J.K. Simmons and Miles Teller in Whiplash

Yet, despite their shared testosterone, these first two films are quite different from the third I want to discuss. They may all dwell on pursuits which are stereotypically masculine, but I’d argue that the first two films are interested more in the nature of obsession. They are both about desperate protagonists who want to succeed at all costs. I don’t know if the sort of monomaniacal focus that these films’ protagonists have is something specifically male (it certainly feels like it can be, sometimes), but if the films don’t pass the Bechdel Test, you imagine it’s because in their deeply-warped worlds, no one is talking about anything else but them.

Ex Machina, though, is very much about men. At first, it feels like it might be a boring male-bonding-in-the-wilderness story, as coder Caleb (Domhnall Gleeson) is whisked off to a vast, remote estate to hang out with his company’s founder Nathan (Oscar Isaac), an alpha male bearded heavy-drinking tech genius. But Nathan has something up his sleeve, a project he’s been working on: a robot. Specifically, a female robot, Ava (the currently ubiquitous Alicia Vikander). When I left the film, the first thing I googled was “feminist critique” because it pushes obsessively at something disturbing about gender relations, and being a white male geek (of sorts), I can’t really be sure if it’s enacting a story of emancipation from the male gaze, or the opposite. A little bit of both, I suspect, because unquestionably the female form is literally objectified. Limbs, hair and naked skin are effortlessly transferred and reconfigured, and unselfconsciously put on display. One of the women doesn’t even have the power of speech. The film comes on like a version of the story of Adam and Eve, with Ava the ne plus ultra of feminine duplicity, but she’s as much a constructed figure of patriarchal fear as Rosamund Pike’s Amy in Gone Girl, so I suspect the way you react to Ava will be similar. I’d be offended, except that the men in the film are no paragons either, and they end up as they start, trapped by their own objectifying gaze. Whatever fears of artificial intelligence it may stir up, the film’s triumph is reserved for consciousness.
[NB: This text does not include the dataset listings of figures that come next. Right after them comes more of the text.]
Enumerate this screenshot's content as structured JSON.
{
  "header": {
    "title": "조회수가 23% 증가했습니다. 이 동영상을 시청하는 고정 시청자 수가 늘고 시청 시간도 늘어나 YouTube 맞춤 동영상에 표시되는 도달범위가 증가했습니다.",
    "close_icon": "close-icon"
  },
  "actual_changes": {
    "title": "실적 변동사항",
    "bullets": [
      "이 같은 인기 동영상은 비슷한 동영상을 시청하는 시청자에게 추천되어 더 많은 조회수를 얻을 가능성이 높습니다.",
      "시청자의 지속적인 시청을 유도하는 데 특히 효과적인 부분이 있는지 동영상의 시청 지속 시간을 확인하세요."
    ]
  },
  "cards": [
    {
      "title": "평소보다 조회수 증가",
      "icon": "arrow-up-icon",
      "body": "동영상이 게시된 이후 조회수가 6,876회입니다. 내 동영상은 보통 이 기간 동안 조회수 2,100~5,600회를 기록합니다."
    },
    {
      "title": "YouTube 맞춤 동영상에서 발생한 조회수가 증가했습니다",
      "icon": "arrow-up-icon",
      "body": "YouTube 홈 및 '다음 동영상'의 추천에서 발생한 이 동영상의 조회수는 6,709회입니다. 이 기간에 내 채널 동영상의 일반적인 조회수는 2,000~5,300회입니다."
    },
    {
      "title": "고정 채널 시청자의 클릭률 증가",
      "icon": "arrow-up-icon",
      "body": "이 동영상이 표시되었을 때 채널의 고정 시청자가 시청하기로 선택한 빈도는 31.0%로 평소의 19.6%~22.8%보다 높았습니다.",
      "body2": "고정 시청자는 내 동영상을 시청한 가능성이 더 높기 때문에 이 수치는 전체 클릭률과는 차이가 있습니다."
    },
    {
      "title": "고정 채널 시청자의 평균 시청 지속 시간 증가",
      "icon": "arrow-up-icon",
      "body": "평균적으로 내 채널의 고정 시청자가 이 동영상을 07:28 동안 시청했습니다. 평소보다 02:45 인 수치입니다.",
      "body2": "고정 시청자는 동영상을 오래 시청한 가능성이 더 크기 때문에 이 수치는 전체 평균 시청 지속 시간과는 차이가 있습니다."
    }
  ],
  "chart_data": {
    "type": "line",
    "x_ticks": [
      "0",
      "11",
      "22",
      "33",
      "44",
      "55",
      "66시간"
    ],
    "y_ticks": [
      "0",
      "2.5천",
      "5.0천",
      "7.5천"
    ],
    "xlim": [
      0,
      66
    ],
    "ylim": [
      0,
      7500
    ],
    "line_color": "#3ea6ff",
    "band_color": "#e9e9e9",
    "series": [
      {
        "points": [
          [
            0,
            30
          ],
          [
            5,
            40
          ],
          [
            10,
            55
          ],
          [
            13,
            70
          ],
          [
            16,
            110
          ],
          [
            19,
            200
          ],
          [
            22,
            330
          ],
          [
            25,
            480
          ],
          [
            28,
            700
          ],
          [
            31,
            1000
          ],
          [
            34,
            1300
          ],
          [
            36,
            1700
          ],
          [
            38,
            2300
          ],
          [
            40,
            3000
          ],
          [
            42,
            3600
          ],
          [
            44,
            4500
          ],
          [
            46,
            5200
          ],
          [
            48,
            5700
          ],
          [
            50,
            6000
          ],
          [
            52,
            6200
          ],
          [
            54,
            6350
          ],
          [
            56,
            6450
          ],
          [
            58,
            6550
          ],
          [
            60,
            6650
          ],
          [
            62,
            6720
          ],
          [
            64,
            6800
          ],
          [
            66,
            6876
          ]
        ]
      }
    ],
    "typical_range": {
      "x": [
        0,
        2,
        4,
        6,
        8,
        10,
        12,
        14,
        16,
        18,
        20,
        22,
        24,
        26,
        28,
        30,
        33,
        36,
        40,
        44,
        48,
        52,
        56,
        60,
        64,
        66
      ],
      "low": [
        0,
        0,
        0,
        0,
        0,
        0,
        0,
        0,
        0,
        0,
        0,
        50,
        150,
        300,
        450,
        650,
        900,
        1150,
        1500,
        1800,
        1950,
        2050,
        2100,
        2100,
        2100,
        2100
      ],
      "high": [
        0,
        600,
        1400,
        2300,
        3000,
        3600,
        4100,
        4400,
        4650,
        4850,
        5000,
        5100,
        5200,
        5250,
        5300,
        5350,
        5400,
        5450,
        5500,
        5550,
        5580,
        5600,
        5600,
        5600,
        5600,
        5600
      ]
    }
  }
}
Whatever else you might say about Ex Machina — and I think there’s a lot that could, and no doubt will, be said — it does at least allow for many different readings. Putting it alongside the other two films is just to point up their conventional qualities: well-crafted, certainly; flawlessly acted, definitely. But whatever the weaknesses of science fiction, I can think of few other genres as willing to pose difficult questions, and to make audiences think. All three films take you on a ride, but with Ex Machina the ride continues after the film ends.


Foxcatcher film posterFoxcatcher (2014)
Director Bennett Miller; Writers E. Max Frye and Dan Futterman; Cinematographer Greig Fraser; Starring Channing Tatum, Steve Carell, Mark Ruffalo; Length 134 minutes.
Seen at Odeon West India Quay, London, Sunday 18 January 2015.

 

Whiplash film posterWhiplash (2014)
Director/Writer Damien Chazelle; Cinematographer Sharone Meir; Starring Miles Teller, J.K. Simmons; Length 106 minutes.
Seen at Cineworld Fulham Road, London, Saturday 17 January 2015.

 

 

 

Ex Machina film posterEx Machina (2015)
Director/Writer Alex Garland; Cinematographer Rob Hardy; Starring Domhnall Gleeson, Alicia Vikander, Oscar Isaac; Length 108 minutes.
Seen at Cineworld Haymarket, London, Wednesday 28 January 2015.